雪野が状況を察し振り下ろした杖を止めようとする。だが勢いのついていた杖は幾分威力を弱めつつも氷室の手の中の液体窒素を叩きつけてしまう。
「く……この!」
飛び散る液体窒素が雪野の頬を幾つもかすめた。
「残念! もっと派手にやってくれてよかったのに!」
「厄介な!」
雪野が顔を振りながら後ろに飛び退く。今度も直ぐに液体窒素そのものは剥がれたが、雪野の白い頬に赤い痕が残ってしまう。

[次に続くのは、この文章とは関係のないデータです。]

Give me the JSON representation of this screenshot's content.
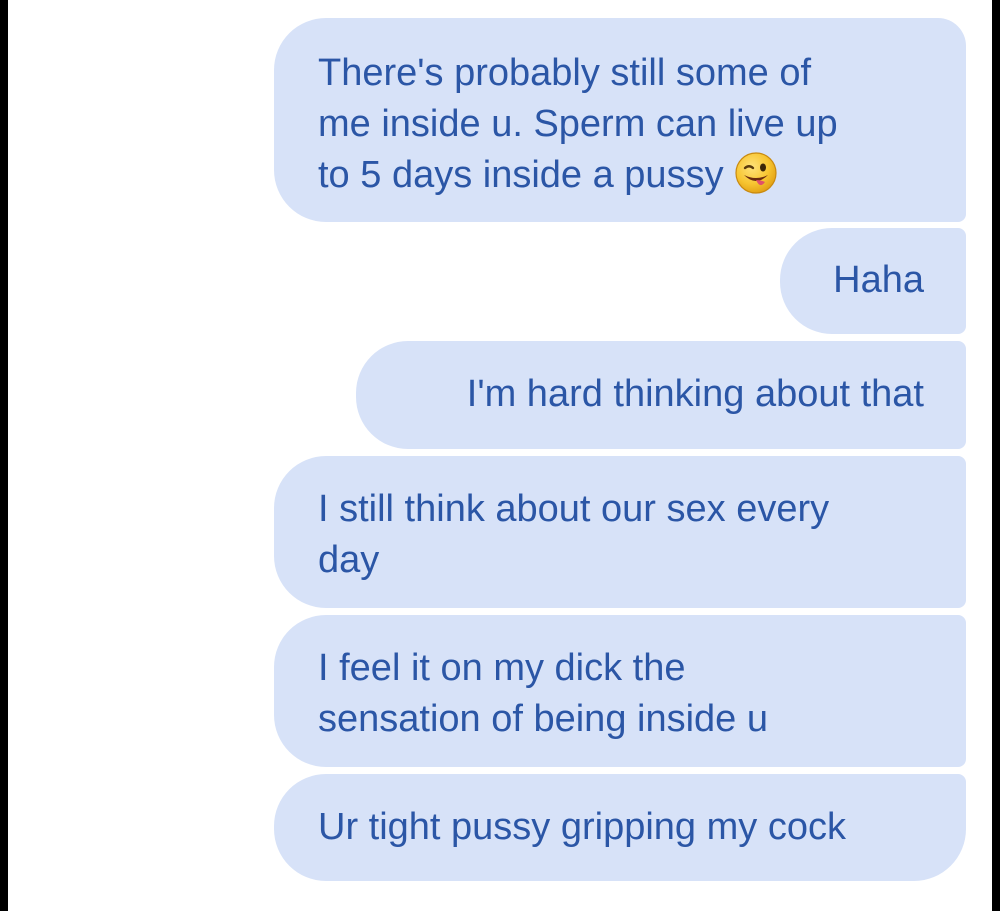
{
  "conversation": {
    "messages": [
      {
        "text_before_emoji": "There's probably still some of\nme inside u. Sperm can live up\nto 5 days inside a pussy",
        "emoji": "winking-face-with-tongue-icon",
        "sender": "self"
      },
      {
        "text": "Haha",
        "sender": "self"
      },
      {
        "text": "I'm hard thinking about that",
        "sender": "self"
      },
      {
        "text": "I still think about our sex every\nday",
        "sender": "self"
      },
      {
        "text": "I feel it on my dick the\nsensation of being inside u",
        "sender": "self"
      },
      {
        "text": "Ur tight pussy gripping my cock",
        "sender": "self"
      }
    ]
  },
  "colors": {
    "bubble_background": "#d7e2f8",
    "bubble_text": "#2b56a6",
    "screen_background": "#ffffff",
    "frame": "#000000"
  }
}
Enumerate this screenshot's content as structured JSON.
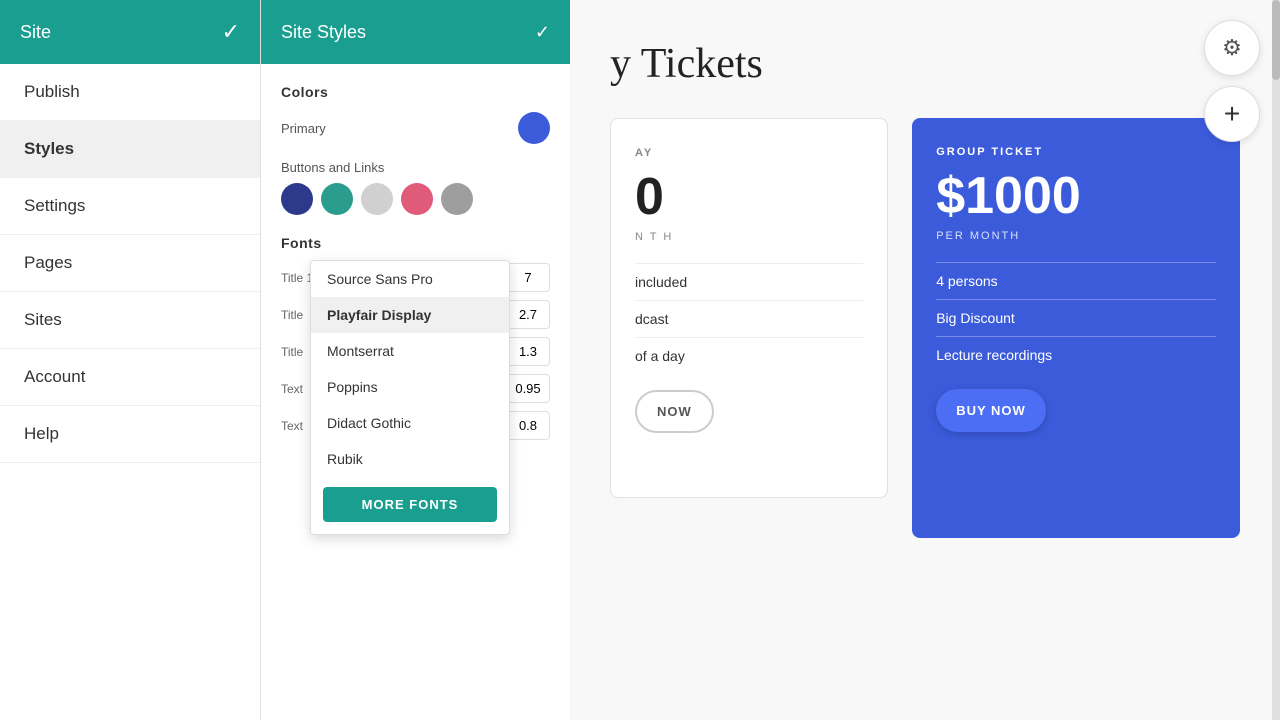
{
  "sidebar": {
    "site_label": "Site",
    "check_icon": "✓",
    "nav_items": [
      {
        "id": "publish",
        "label": "Publish"
      },
      {
        "id": "styles",
        "label": "Styles"
      },
      {
        "id": "settings",
        "label": "Settings"
      },
      {
        "id": "pages",
        "label": "Pages"
      },
      {
        "id": "sites",
        "label": "Sites"
      },
      {
        "id": "account",
        "label": "Account"
      },
      {
        "id": "help",
        "label": "Help"
      }
    ]
  },
  "panel": {
    "title": "Site Styles",
    "check_icon": "✓",
    "colors_section_label": "Colors",
    "primary_label": "Primary",
    "primary_color": "#3b5bdb",
    "buttons_links_label": "Buttons and  Links",
    "swatches": [
      {
        "id": "navy",
        "color": "#2d3a8c"
      },
      {
        "id": "teal",
        "color": "#2a9d8f"
      },
      {
        "id": "light-gray",
        "color": "#d0d0d0"
      },
      {
        "id": "pink",
        "color": "#e05a7a"
      },
      {
        "id": "gray",
        "color": "#9e9e9e"
      }
    ],
    "fonts_label": "Fonts",
    "font_rows": [
      {
        "label": "Title 1",
        "font": "Playfair Display",
        "size": "7"
      },
      {
        "label": "Title",
        "font": "Playfair Display",
        "size": "2.7"
      },
      {
        "label": "Title",
        "font": "Playfair Display",
        "size": "1.3"
      },
      {
        "label": "Text",
        "font": "Playfair Display",
        "size": "0.95"
      },
      {
        "label": "Text",
        "font": "Playfair Display",
        "size": "0.8"
      }
    ]
  },
  "font_dropdown": {
    "items": [
      {
        "id": "source-sans-pro",
        "label": "Source Sans Pro",
        "selected": false
      },
      {
        "id": "playfair-display",
        "label": "Playfair Display",
        "selected": true
      },
      {
        "id": "montserrat",
        "label": "Montserrat",
        "selected": false
      },
      {
        "id": "poppins",
        "label": "Poppins",
        "selected": false
      },
      {
        "id": "didact-gothic",
        "label": "Didact Gothic",
        "selected": false
      },
      {
        "id": "rubik",
        "label": "Rubik",
        "selected": false
      }
    ],
    "more_fonts_label": "MORE FONTS"
  },
  "main": {
    "page_title": "y Tickets",
    "day_label": "AY",
    "price_partial": "0",
    "per_month_label": "N T H",
    "included_label": "included",
    "broadcast_label": "dcast",
    "day_of_label": "of a day",
    "buy_now_label": "NOW",
    "group_ticket": {
      "label": "GROUP TICKET",
      "price": "$1000",
      "per_month": "PER MONTH",
      "features": [
        "4 persons",
        "Big Discount",
        "Lecture recordings"
      ],
      "buy_label": "BUY NOW"
    }
  },
  "icons": {
    "gear": "⚙",
    "plus": "+",
    "check": "✓"
  }
}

「千早さんが、僕の相手してくれるんだ! いいよ! 最初はそのつもりだったし!」
飛び退いた雪野の足下に氷室は連続して液体窒素を放ち出す。
「く……この……」
「はは! 力の使い方にも慣れて来たよ! 益々そっちに勝ち目はないね!」
雪野の足下に次々と打ち込まれる白煙を上げる液体。杖で打ち払うには向かない位置に打ち込まれるそれを、雪野はその場で飛び跳ねるようにかわす。
「雪野!」
「千早!」
花応と宗次郎の声を後ろに聞きながら、
「大丈夫よ!」
雪野は最後は大きく真横に飛んで氷室の攻撃をようやくやり過ごす。
「いいの? そんな位置に飛んで!」
氷室が大きく右手を振りかぶった。
「しまった!」
雪野が慌てて後ろを振り返る。
「河中くんが、がら空きだよ!」
氷室がせせら笑いを浮かべながら右手を振り下ろした。
「届かない! 避けて!」
必死に杖を伸ばす雪野の横をすり抜け白煙を上げながら、
「おわ!」
「きゃあ!」
雄叫びと悲鳴をそれぞれに上げる宗次郎と花応に向かって液体窒素が一直線に飛んで行った。